O outro texto é um interessante ensaio de Ian Morris – o autor do fascinante Why the Wet Rules – For Now (tradução portuguesa: O Domínio do Ocidente) – e que em A Century Later, Lenin's Legacy Lives On, na Stratfor, reflecte sobre as condições que precederam a revolução russa e estabelece um paralelo com o presente, manifestando a sua preocupação com o recuo do modelo liberal de sociedade aberta: “In the nearly 10 years since the financial crisis of 2008, however, the forward march of liberalism has been checked.
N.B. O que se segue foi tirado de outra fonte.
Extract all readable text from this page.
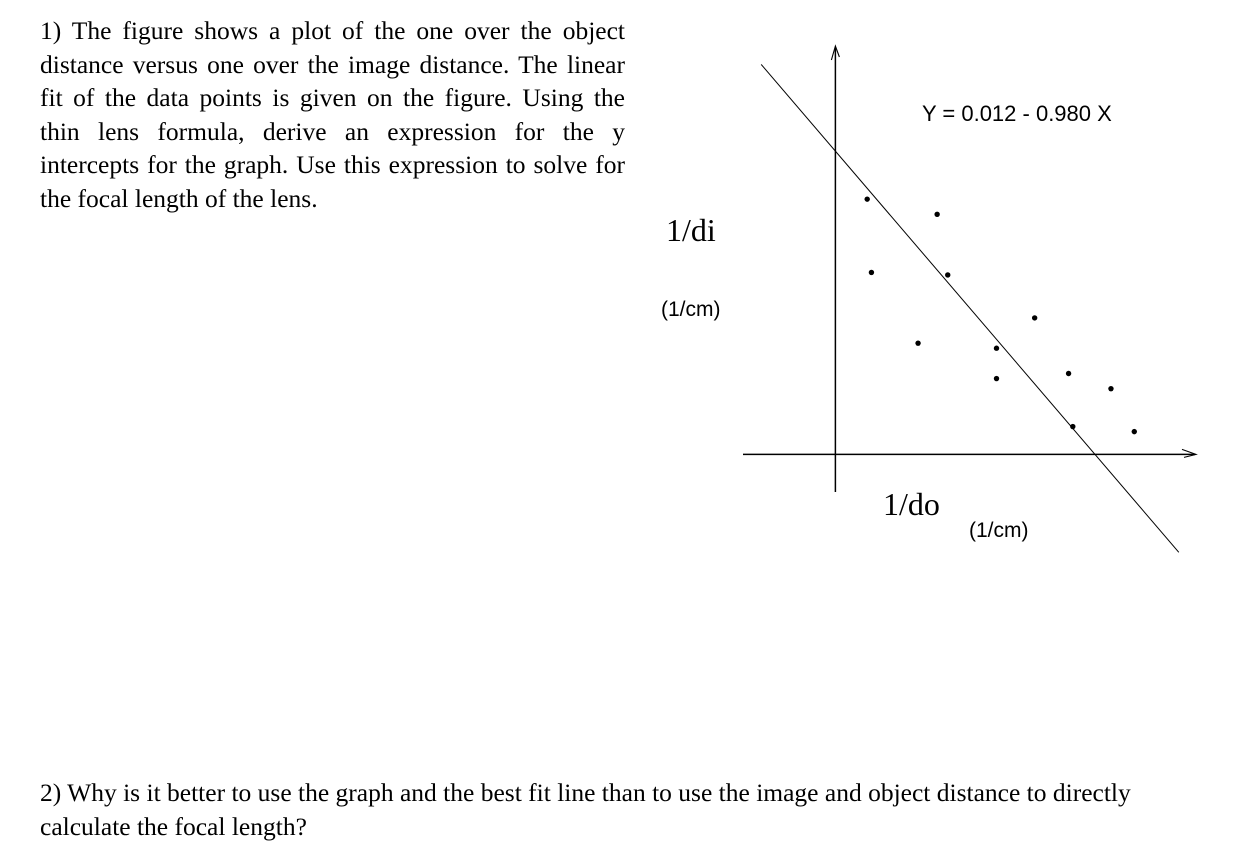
1) The figure shows a plot of the one over the object distance versus one over the image distance. The linear fit of the data points is given on the figure. Using the thin lens formula, derive an expression for the y intercepts for the graph. Use this expression to solve for the focal length of the lens.

Y = 0.012 - 0.980 X
1/di
(1/cm)
1/do
(1/cm)

2) Why is it better to use the graph and the best fit line than to use the image and object distance to directly calculate the focal length?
Since the 1980s, China's post-Maoist version of illiberal development has consistently provided faster economic growth than the liberal versions. (...) Voters in Turkey, Hungary and Russia certainly seem to think so, returning to power the self-proclaimed "illiberal democrats" Recep Tayyip Erdogan, Viktor Orban and Vladimir Putin, all while 2016 brought nationalist and populist backlashes against liberal globalization to the Western core. Comparing Donald Trump, Theresa May or Marine Le Pen to Hitler — as some shrill journalists do — reveals a profound lack of perspective, but the fact remains that in the 2010s, more people seem attracted to illiberal paths than at any time in the past 40 years. Lenin's legacy continues to mutate.”
 
E por aqui termino este Macroscópio especial dedicado a uma eleição também muito especial. Tenham um bom fim-de-semana, preparem-se para as emoções de domingo à noite. Tenham também boas leituras.